France will begin air-dropping 40 tonnes of food supplies into the Gaza Strip from Jordan on Friday. The territory has been under a full blockade imposed by Israel for several months.
“There will be several flights – four in total – each carrying 10 tonnes of humanitarian cargo,” French Foreign Minister Jean-Noël Barrot told FranceInfo.
“This is emergency aid, but of course it is not sufficient,” he said, describing the situation as “revolting”. Barrot added that “in the first half of July alone, no fewer than 5,000 children under the age of five were admitted for treatment due to acute malnutrition”.

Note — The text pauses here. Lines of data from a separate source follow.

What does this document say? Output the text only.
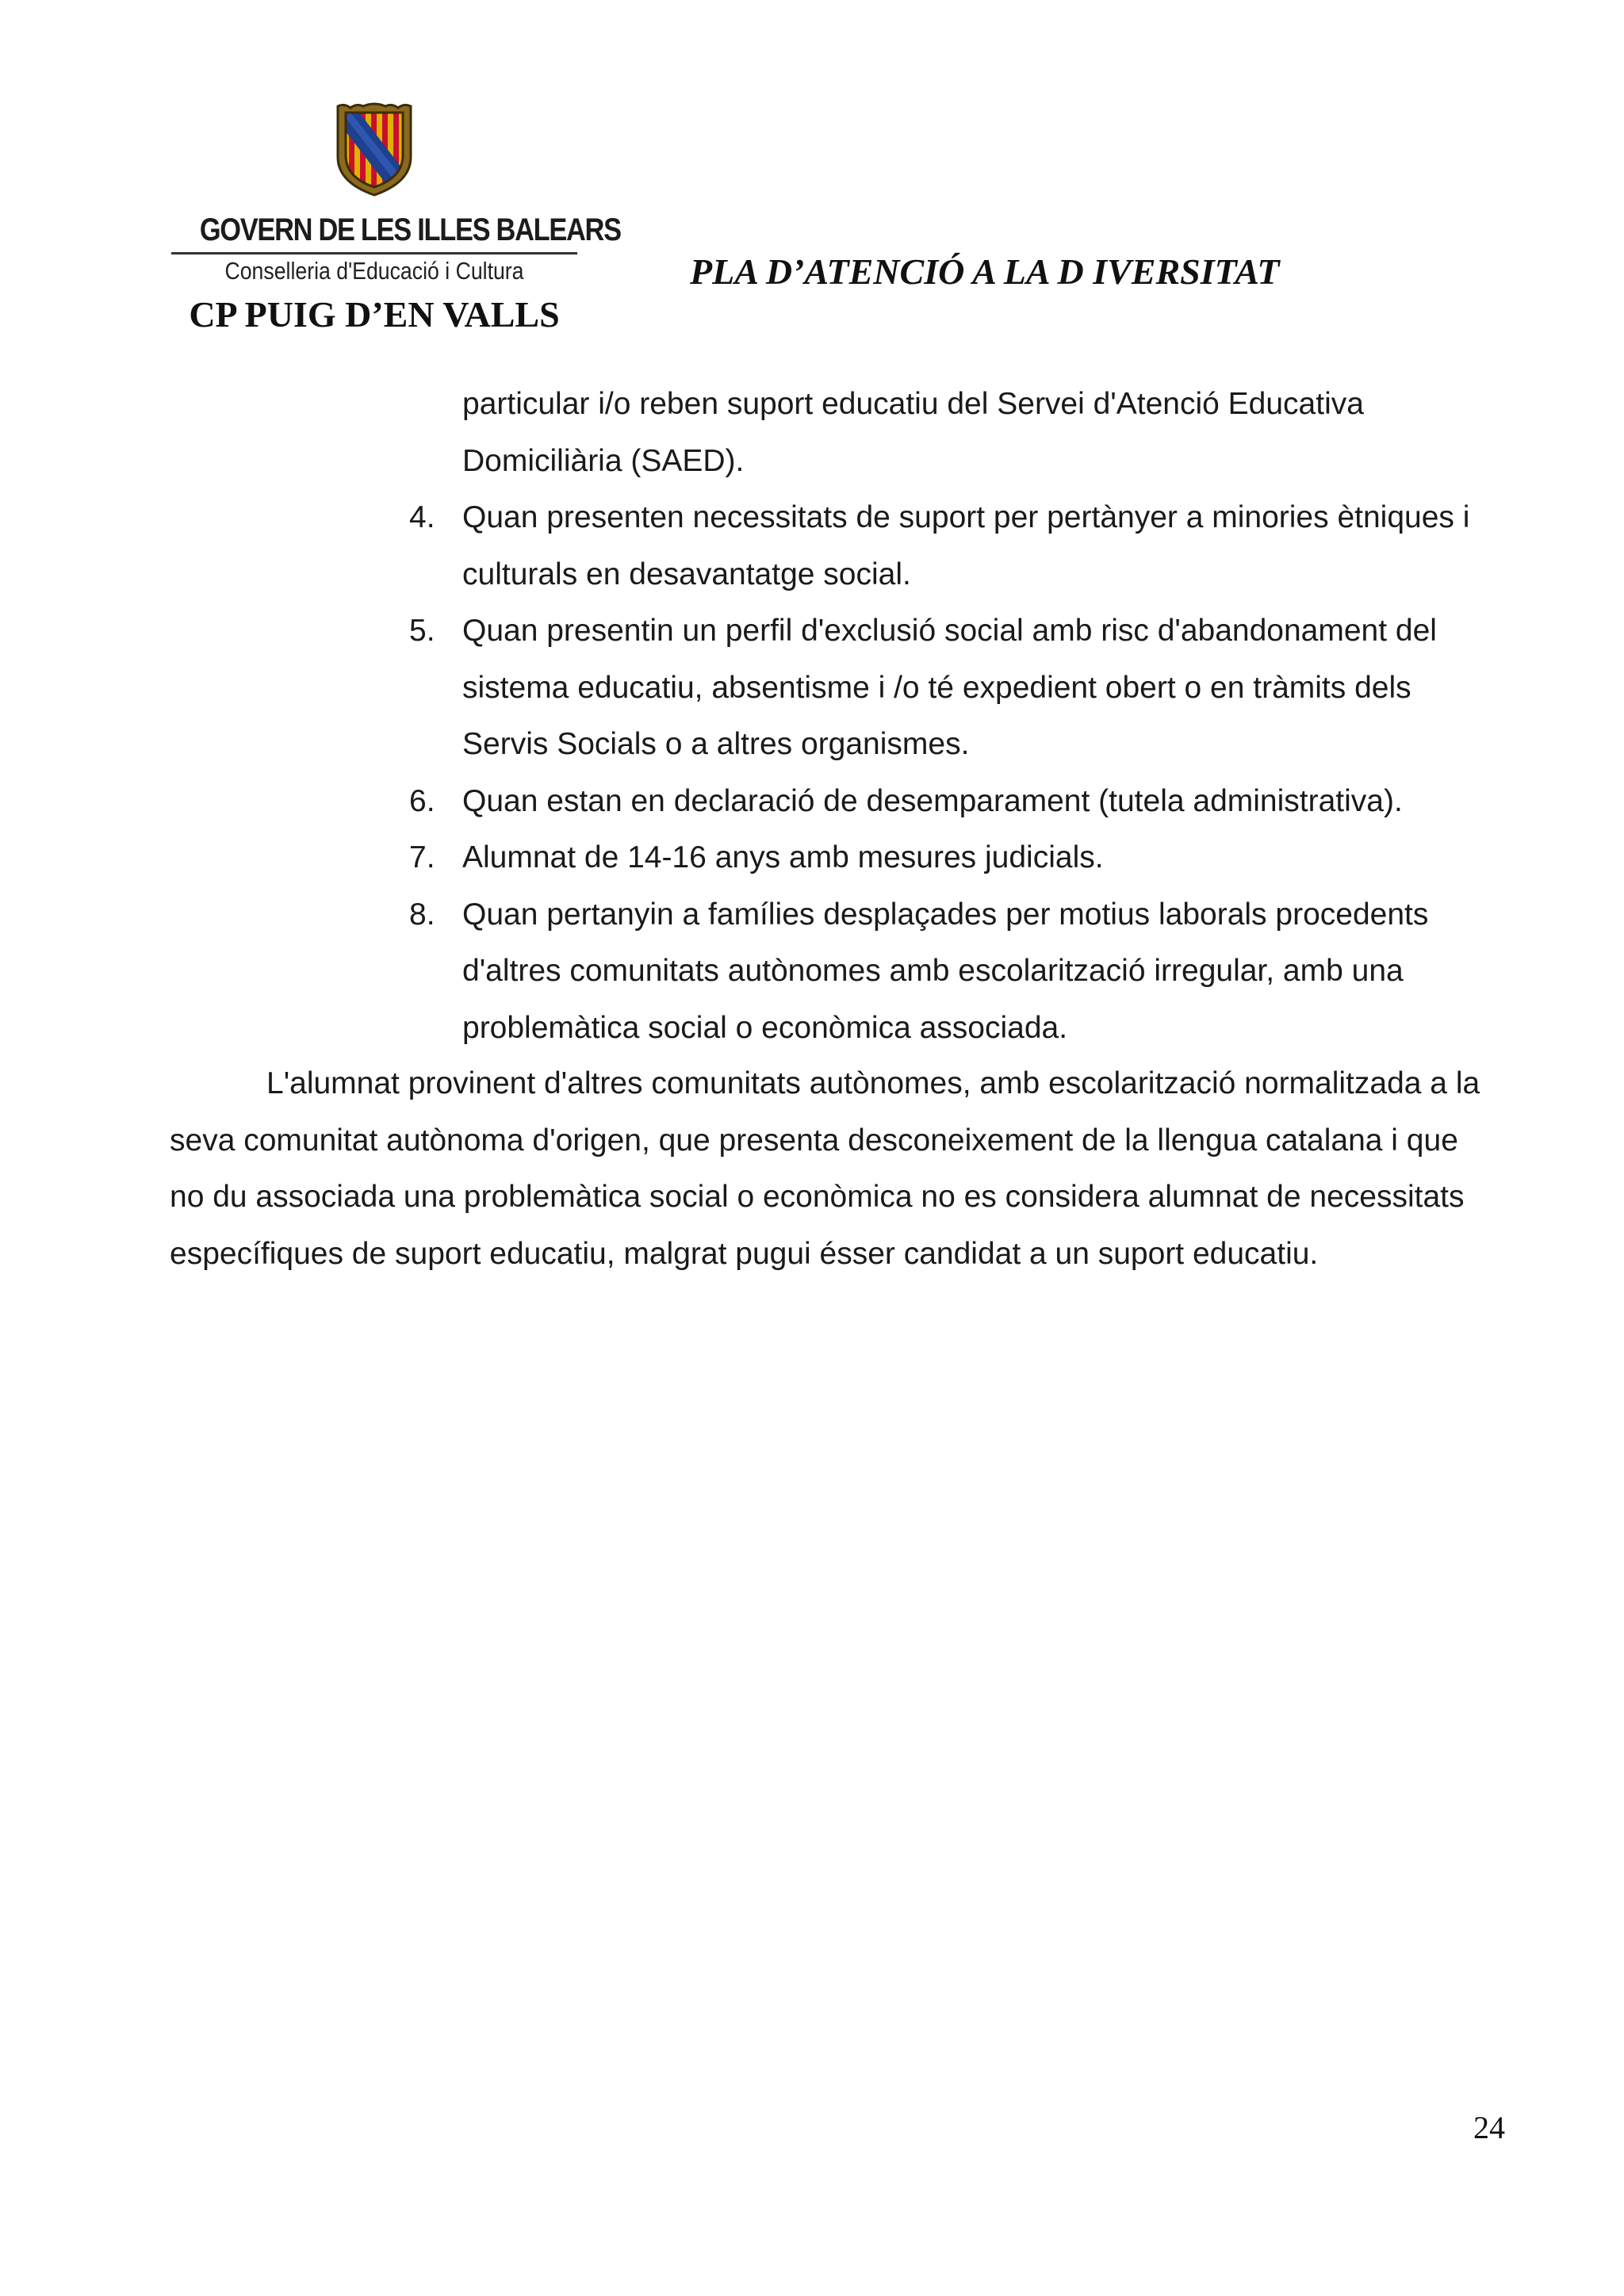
GOVERN DE LES ILLES BALEARS
Conselleria d'Educació i Cultura
CP PUIG D’EN VALLS
PLA D’ATENCIÓ A LA D IVERSITAT
particular i/o reben suport educatiu del Servei d'Atenció Educativa Domiciliària (SAED).
4. Quan presenten necessitats de suport per pertànyer a minories ètniques i culturals en desavantatge social.
5. Quan presentin un perfil d'exclusió social amb risc d'abandonament del sistema educatiu, absentisme i /o té expedient obert o en tràmits dels Servis Socials o a altres organismes.
6. Quan estan en declaració de desemparament (tutela administrativa).
7. Alumnat de 14-16 anys amb mesures judicials.
8. Quan pertanyin a famílies desplaçades per motius laborals procedents d'altres comunitats autònomes amb escolarització irregular, amb una problemàtica social o econòmica associada.

L'alumnat provinent d'altres comunitats autònomes, amb escolarització normalitzada a la seva comunitat autònoma d'origen, que presenta desconeixement de la llengua catalana i que no du associada una problemàtica social o econòmica no es considera alumnat de necessitats específiques de suport educatiu, malgrat pugui ésser candidat a un suport educatiu.

24
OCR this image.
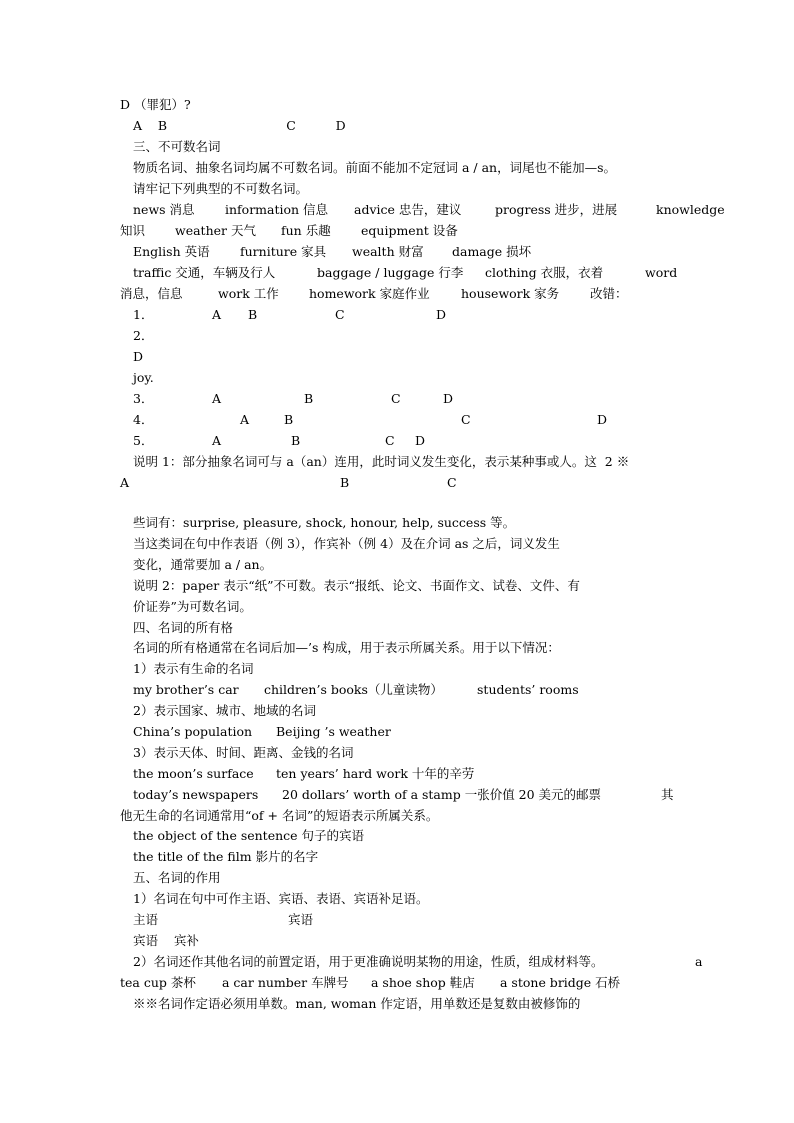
D （罪犯）?
A    B                              C          D
三、不可数名词
物质名词、抽象名词均属不可数名词。前面不能加不定冠词 a / an，词尾也不能加—s。
请牢记下列典型的不可数名词。
news 消息 information 信息 advice 忠告，建议	progress 进步，进展	knowledge
知识 weather 天气 fun 乐趣 equipment 设备
English 英语 furniture 家具 wealth 财富 damage 损坏
traffic 交通，车辆及行人	baggage / luggage 行李 clothing 衣服，衣着	word
消息，信息	work 工作 homework 家庭作业	housework 家务 改错：
1．	A B	C	D
2．
D
joy.
3．	A	B	C	D
4．	A	B	C	D
5．	A	B	C D
说明 1：部分抽象名词可与 a（an）连用，此时词义发生变化，表示某种事或人。这  2 ※
A	B	C
些词有：surprise, pleasure, shock, honour, help, success 等。
当这类词在句中作表语（例 3），作宾补（例 4）及在介词 as 之后，词义发生
变化，通常要加 a / an。
说明 2：paper 表示“纸”不可数。表示“报纸、论文、书面作文、试卷、文件、有
价证券”为可数名词。
四、名词的所有格
名词的所有格通常在名词后加—’s 构成，用于表示所属关系。用于以下情况：
1）表示有生命的名词
my brother’s car children’s books（儿童读物）	students’ rooms
2）表示国家、城市、地域的名词
China’s population Beijing ’s weather
3）表示天体、时间、距离、金钱的名词
the moon’s surface ten years’ hard work 十年的辛劳
today’s newspapers 20 dollars’ worth of a stamp 一张价值 20 美元的邮票	其
他无生命的名词通常用“of + 名词”的短语表示所属关系。
the object of the sentence 句子的宾语
the title of the film 影片的名字
五、名词的作用
1）名词在句中可作主语、宾语、表语、宾语补足语。
主语	宾语
宾语    宾补
2）名词还作其他名词的前置定语，用于更准确说明某物的用途，性质，组成材料等。	a
tea cup 茶杯 a car number 车牌号 a shoe shop 鞋店 a stone bridge 石桥
※※名词作定语必须用单数。man, woman 作定语，用单数还是复数由被修饰的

The Integrated Food Security Phase Classification (IPC), a global hunger monitoring body, said this week that a famine scenario was unfolding in the Gaza Strip, and that urgent action was needed to prevent mass deaths.
More than 110 aid and human rights groups denounce Gaza 'mass starvation'
Barrot on Thursday said the US and Israel-backed aid distribution system had caused a “bloodbath” and must stop.
“I want to call for the cessation of the activities of the Gaza Humanitarian Foundation, the militarised distribution of humanitarian aid that has generated a bloodbath in distribution lines in Gaza, which is a scandal, which is shameful, and has to stop,” Barrot told reporters after meeting his Cypriot counterpart in Nicosia.
Health authorities in Gaza, which is run by Hamas, have reported a growing number of deaths linked to hunger.
The Israeli government denies it is pursuing a policy of starvation – an act that could constitute a war crime and a crime against humanity under international law.